Pelatihan Jurnalistik mengusung tema: Membantuk Jurnalistik Muda Kreatif dan Kritis Melalui Etika “Jurnalistik” diikuti sebanyak 50 mahasiswa-mahasiswi STIA Asy-Syafi’iyah Fakfak.
Ketua STIA Asy-Syafi’Iyah Fakfak, Drs Hi. Mustaqhfirin, M.Si membuka pelatihan tersebut mengatakan, pelatihan jurnalistik ini sangat penting untuk memberikan literasi kepada mahasiswa-mahasiswi.
“Apa itu jurnalistik, jurnalistik adalah mencari, mengolah, menulis dan menyebarluaskan informasi kepada orang lain, itu bisa publik dan per orangan,” ujar Hi Mustaqhfirin.
Mustaqhfirin berharap, peserta menyimak materi pelatihan jurnalistik yang disampaikan pemateri dengan baik sehingga dapat berkarya sebagai seorang jurnalistik.
“Anda kuliah selama 4 tahun setelah keluar apa yang harus anda lakukan, kuliah selama 4 tahun dalam rangka membekali diri untuk meningkatkan kemampuan literasi anda, Jurnalistik merupakan salah satu solusi,” kata Hi Mustaqhfirin.

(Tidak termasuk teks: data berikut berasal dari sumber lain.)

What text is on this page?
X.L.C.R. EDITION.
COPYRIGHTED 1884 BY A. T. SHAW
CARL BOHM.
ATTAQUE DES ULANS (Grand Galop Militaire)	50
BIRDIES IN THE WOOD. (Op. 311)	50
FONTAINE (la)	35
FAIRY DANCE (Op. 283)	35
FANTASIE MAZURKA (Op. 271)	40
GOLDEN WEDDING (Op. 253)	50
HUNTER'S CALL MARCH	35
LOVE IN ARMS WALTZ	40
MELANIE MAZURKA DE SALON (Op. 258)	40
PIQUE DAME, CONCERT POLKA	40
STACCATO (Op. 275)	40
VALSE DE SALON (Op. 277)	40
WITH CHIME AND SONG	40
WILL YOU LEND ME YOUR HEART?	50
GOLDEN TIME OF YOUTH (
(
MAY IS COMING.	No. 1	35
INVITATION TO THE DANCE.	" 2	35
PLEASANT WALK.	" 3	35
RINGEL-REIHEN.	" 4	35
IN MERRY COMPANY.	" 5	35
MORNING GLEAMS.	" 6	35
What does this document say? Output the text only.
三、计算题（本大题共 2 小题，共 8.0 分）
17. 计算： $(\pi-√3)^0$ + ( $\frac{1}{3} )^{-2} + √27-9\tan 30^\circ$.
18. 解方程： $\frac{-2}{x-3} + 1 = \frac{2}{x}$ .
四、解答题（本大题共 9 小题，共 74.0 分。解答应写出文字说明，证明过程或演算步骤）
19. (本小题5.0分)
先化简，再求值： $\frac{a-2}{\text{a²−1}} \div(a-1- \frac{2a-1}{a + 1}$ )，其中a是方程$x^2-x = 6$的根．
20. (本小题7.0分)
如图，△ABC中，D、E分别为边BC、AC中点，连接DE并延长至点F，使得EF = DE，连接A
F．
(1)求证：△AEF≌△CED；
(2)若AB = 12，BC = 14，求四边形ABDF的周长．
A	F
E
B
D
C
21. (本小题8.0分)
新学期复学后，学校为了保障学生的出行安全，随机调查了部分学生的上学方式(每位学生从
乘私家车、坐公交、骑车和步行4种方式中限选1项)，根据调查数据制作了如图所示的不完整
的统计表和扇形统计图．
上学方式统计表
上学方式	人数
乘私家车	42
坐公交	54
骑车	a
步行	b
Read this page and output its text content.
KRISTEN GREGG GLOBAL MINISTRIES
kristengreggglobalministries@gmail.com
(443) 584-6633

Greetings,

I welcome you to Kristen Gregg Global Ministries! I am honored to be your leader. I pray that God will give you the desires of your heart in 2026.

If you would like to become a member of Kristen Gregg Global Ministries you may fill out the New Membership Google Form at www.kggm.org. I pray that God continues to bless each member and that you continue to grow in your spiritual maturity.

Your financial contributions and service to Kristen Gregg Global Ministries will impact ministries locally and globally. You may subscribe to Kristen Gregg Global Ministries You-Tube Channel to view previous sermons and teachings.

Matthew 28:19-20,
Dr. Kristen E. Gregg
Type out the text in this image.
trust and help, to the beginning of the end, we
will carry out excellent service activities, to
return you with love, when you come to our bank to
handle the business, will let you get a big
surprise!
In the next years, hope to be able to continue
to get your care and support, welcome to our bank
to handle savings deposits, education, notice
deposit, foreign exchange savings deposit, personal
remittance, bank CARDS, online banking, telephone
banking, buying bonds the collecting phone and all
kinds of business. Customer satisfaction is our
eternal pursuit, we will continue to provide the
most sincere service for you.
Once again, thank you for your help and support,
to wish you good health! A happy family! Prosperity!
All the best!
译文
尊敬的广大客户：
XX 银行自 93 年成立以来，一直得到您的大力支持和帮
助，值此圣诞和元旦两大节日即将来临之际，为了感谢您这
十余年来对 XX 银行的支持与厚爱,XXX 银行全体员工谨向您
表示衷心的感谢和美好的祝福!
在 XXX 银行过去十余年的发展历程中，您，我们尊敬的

“Mahasiswa STIA Asy-Safi’iyah ada yang berminat menjadi Jurnalis silahkan, ada yang berminat membentuk kelompok seni budaya silahkan, saya berikan leluasaan, kenapa karena setelah anda kuliah, kalau mau mengabdi di Pemda, kursi tidak cukup, tidak semua anda diterima di sana (Pemda),” ujarnya.
Sementara itu, Ketua Umum HMP Administrasi Publik, Arif Arya Lutfi Sanaky menyampaikan selamat datang dan ucapan terima kasih kepada peserta pelatihan jurnalistik.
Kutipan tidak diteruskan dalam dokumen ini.